Recognizing When It’s Time to Look Deeper
Not everyone with depression needs long-term, insight-oriented therapy. Some people respond well to shorter-term interventions, medication, lifestyle changes, or a combination. But there are certain signs that suggest a deeper exploration might be worthwhile.
Recurring episodes of depression, even after successful treatment, can be a signal. So can a sense that depression is tangled up with relationship difficulties, chronic self-criticism, or a persistent feeling of not quite knowing who you are or what you want. People who describe feeling stuck despite having tried multiple approaches often benefit from therapy that goes beyond symptom management.
A thorough psychological assessment can also help clarify what’s going on beneath the surface. These assessments go beyond diagnostic labels to build a detailed picture of someone’s personality structure, emotional functioning, and relational patterns. For people in Calgary and similar urban centres, where access to qualified psychologists is relatively strong, seeking out this kind of comprehensive evaluation can be a valuable first step.
The Courage It Takes
There’s something that doesn’t get said enough about this kind of therapy: it takes real courage. Sitting with painful feelings, examining patterns that have been in place for years, and allowing yourself to be genuinely known by another person is not easy. It’s especially not easy for people whose depression is rooted in experiences that taught them the world isn’t safe enough for that kind of vulnerability.
But the research is encouraging. Meta-analyses of psychodynamic therapy have found that its benefits tend to grow after treatment ends, a pattern that’s less consistently seen with other approaches.
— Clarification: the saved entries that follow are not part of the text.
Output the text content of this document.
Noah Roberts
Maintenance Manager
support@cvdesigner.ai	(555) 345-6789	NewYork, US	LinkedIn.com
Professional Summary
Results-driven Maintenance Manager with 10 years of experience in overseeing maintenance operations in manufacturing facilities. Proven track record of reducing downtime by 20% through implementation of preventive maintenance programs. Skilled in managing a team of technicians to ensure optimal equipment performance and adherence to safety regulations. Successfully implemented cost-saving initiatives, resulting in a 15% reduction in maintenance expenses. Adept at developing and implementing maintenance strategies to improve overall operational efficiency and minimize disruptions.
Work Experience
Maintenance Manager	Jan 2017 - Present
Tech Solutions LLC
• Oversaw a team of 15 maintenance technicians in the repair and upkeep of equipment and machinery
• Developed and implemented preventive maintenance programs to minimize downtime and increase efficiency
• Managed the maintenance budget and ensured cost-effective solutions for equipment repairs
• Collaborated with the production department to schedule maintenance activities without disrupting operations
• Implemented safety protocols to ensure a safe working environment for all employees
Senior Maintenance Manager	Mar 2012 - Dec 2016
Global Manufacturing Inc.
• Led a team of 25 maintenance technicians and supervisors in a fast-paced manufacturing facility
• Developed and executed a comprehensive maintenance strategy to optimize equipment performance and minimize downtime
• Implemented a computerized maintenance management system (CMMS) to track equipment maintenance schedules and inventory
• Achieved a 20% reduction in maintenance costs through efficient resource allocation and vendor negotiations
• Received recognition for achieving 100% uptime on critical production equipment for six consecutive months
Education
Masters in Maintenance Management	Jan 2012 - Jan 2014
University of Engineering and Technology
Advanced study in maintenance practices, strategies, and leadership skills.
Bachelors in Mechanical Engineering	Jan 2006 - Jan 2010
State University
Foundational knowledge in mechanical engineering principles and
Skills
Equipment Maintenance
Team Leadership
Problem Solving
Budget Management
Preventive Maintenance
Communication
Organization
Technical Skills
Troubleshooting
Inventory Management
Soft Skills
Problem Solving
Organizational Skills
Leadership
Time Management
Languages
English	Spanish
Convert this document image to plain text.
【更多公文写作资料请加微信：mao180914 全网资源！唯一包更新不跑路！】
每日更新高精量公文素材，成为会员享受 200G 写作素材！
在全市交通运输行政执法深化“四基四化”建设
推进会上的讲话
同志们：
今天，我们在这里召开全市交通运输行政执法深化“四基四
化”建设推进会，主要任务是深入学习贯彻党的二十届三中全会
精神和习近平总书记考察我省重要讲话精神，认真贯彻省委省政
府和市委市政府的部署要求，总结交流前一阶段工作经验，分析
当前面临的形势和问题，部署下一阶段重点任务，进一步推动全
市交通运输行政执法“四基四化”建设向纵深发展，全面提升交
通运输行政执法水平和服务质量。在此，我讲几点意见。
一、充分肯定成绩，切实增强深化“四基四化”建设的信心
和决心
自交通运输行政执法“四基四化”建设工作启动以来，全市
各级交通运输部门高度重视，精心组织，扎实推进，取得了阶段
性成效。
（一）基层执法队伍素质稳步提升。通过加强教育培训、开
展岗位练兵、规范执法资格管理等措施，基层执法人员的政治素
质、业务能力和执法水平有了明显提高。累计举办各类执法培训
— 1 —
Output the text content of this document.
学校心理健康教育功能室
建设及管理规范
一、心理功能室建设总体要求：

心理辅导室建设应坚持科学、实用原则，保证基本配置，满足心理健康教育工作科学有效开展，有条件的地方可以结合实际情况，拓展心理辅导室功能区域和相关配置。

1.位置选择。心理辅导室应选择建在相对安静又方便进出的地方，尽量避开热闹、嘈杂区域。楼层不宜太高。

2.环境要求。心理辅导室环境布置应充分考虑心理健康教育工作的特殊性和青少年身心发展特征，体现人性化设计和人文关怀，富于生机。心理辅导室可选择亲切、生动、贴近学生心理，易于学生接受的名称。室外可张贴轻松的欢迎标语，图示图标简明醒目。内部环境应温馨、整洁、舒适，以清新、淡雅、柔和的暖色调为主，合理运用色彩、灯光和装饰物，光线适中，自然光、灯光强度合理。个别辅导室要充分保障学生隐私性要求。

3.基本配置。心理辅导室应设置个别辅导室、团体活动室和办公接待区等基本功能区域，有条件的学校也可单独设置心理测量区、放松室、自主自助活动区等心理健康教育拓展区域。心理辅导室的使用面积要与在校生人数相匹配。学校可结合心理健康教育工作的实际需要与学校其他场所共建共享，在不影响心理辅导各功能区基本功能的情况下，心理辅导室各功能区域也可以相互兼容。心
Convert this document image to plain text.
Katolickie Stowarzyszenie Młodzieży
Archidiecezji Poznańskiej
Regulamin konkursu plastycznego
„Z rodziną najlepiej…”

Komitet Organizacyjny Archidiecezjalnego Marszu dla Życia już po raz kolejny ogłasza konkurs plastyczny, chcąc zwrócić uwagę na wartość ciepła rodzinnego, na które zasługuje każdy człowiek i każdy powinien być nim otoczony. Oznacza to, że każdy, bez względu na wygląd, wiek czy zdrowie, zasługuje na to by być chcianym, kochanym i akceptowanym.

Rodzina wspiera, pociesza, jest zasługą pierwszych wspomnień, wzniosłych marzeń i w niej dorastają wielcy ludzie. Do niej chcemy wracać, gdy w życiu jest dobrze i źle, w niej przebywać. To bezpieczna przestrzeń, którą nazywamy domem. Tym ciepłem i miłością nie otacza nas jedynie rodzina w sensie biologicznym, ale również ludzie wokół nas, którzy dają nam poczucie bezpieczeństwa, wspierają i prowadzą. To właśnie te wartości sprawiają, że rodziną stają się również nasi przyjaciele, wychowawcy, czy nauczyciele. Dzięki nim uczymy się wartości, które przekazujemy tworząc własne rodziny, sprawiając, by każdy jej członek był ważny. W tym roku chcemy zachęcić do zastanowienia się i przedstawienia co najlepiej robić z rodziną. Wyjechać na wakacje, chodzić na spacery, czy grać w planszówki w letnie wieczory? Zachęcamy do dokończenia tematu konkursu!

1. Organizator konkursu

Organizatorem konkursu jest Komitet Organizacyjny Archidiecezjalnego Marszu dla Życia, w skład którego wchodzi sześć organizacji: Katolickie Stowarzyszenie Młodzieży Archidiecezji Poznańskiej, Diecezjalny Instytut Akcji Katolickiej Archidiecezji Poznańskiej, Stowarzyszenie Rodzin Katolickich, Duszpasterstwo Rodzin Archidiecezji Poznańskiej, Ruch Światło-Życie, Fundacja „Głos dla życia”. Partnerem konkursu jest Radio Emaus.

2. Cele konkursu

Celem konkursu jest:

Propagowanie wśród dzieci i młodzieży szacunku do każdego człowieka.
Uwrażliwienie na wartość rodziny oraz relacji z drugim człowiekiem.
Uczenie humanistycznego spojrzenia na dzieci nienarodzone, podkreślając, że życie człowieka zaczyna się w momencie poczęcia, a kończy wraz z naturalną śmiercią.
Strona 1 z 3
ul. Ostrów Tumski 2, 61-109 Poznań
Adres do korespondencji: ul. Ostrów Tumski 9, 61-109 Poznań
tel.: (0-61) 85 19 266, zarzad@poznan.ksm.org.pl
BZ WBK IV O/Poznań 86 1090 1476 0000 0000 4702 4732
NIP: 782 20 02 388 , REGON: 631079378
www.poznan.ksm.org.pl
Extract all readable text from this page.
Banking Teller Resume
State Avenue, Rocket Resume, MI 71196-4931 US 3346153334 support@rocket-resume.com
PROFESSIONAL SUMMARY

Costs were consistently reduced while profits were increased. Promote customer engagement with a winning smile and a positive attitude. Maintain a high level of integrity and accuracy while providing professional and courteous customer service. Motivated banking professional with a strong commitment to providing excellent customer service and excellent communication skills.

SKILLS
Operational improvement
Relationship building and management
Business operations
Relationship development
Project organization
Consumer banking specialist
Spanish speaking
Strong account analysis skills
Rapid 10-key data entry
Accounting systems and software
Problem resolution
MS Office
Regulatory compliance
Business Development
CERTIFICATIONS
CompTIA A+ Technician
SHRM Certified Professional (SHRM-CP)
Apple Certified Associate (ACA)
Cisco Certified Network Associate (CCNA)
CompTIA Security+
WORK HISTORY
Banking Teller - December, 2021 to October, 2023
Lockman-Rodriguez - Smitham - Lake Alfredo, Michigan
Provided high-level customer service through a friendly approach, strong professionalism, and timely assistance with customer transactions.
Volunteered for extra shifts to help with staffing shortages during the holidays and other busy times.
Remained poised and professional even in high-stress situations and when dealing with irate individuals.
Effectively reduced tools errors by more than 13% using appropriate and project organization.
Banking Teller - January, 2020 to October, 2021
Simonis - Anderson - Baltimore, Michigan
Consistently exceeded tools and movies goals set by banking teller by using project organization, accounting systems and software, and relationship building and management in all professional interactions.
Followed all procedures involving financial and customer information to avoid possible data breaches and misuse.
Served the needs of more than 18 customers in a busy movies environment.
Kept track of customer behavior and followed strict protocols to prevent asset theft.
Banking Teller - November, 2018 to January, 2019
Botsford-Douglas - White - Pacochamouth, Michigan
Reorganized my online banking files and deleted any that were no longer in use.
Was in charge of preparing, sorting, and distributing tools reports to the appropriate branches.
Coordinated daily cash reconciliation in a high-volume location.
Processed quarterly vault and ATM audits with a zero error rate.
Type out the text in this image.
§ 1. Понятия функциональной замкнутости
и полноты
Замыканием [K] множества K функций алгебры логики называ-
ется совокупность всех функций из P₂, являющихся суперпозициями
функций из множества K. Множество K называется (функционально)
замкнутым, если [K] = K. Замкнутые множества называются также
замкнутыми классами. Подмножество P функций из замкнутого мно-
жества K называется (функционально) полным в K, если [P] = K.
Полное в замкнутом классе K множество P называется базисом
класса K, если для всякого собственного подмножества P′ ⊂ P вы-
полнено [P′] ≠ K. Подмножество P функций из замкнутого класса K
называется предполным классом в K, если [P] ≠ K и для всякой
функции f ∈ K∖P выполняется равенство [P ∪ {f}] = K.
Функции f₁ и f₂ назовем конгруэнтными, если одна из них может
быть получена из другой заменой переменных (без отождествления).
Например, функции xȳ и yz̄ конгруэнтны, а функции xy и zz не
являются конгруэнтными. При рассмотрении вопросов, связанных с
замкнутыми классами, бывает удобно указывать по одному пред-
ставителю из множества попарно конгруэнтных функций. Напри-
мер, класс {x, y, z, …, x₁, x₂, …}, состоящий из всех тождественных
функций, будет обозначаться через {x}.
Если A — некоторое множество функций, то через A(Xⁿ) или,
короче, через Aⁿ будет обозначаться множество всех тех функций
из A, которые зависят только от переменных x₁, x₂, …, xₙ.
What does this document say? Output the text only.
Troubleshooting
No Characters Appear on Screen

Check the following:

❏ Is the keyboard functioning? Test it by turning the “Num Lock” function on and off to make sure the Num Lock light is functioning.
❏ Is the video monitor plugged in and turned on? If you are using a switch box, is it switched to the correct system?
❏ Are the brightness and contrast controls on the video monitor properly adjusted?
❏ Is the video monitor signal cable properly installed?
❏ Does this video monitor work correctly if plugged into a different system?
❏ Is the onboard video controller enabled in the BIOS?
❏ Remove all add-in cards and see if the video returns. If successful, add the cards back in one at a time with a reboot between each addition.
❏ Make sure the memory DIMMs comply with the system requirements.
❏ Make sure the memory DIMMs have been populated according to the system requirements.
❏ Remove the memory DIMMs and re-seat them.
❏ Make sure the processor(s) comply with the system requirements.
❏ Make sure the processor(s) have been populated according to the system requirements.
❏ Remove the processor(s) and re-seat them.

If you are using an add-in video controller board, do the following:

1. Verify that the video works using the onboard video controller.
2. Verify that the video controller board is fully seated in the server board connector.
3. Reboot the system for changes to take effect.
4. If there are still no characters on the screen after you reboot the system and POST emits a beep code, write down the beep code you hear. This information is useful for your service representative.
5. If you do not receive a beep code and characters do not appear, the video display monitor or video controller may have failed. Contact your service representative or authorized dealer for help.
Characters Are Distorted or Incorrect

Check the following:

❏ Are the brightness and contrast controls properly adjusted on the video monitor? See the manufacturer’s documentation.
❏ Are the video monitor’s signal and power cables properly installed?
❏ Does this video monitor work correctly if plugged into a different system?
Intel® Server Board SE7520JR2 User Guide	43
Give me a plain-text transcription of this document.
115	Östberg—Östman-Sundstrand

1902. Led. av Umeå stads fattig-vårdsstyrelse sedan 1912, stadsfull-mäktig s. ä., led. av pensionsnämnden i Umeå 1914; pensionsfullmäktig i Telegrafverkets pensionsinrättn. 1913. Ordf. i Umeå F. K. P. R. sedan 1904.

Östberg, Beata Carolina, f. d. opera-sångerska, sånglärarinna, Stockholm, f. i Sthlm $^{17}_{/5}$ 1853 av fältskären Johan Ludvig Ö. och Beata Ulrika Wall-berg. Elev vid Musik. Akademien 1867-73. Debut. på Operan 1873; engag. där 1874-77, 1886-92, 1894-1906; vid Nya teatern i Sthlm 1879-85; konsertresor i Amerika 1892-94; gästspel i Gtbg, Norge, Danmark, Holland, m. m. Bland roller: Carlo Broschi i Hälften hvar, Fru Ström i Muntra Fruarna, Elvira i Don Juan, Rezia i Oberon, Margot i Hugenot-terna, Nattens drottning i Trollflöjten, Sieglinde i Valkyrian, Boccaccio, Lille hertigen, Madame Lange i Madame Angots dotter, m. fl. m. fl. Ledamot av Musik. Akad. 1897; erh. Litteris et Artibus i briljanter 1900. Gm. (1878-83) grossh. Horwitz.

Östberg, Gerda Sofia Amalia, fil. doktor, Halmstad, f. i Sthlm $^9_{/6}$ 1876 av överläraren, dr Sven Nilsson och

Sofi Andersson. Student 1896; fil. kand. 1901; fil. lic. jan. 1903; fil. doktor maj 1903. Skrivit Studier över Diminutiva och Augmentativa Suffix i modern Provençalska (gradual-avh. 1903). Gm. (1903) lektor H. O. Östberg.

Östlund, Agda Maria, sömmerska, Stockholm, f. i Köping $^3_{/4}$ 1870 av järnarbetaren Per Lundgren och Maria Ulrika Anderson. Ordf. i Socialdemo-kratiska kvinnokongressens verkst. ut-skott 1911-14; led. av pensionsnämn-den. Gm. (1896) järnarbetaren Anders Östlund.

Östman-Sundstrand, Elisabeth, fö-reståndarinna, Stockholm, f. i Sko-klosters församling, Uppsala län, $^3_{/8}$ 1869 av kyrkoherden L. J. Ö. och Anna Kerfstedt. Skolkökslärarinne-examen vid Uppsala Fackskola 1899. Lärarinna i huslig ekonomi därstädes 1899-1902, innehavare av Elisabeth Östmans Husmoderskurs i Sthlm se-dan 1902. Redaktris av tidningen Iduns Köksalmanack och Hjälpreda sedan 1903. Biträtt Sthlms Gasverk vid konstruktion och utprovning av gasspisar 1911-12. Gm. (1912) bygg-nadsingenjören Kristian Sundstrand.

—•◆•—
This makes sense if the therapy has helped someone change not just what they think, but how they relate to themselves and others at a fundamental level.
A Different Way of Thinking About Recovery
Recovery from depression doesn’t have to mean the absence of all sadness or difficulty. A more realistic and perhaps more meaningful goal is developing the capacity to feel the full range of human emotions without being overwhelmed by them. It means being able to form and maintain relationships that are genuinely nourishing. It means having a clearer sense of who you are and what matters to you.
For people whose depression has deep roots, this kind of recovery often requires going beyond surface-level strategies and doing the harder, slower, more rewarding work of understanding themselves from the inside out. It’s not the only path. But for many, it’s the one that finally makes a lasting difference.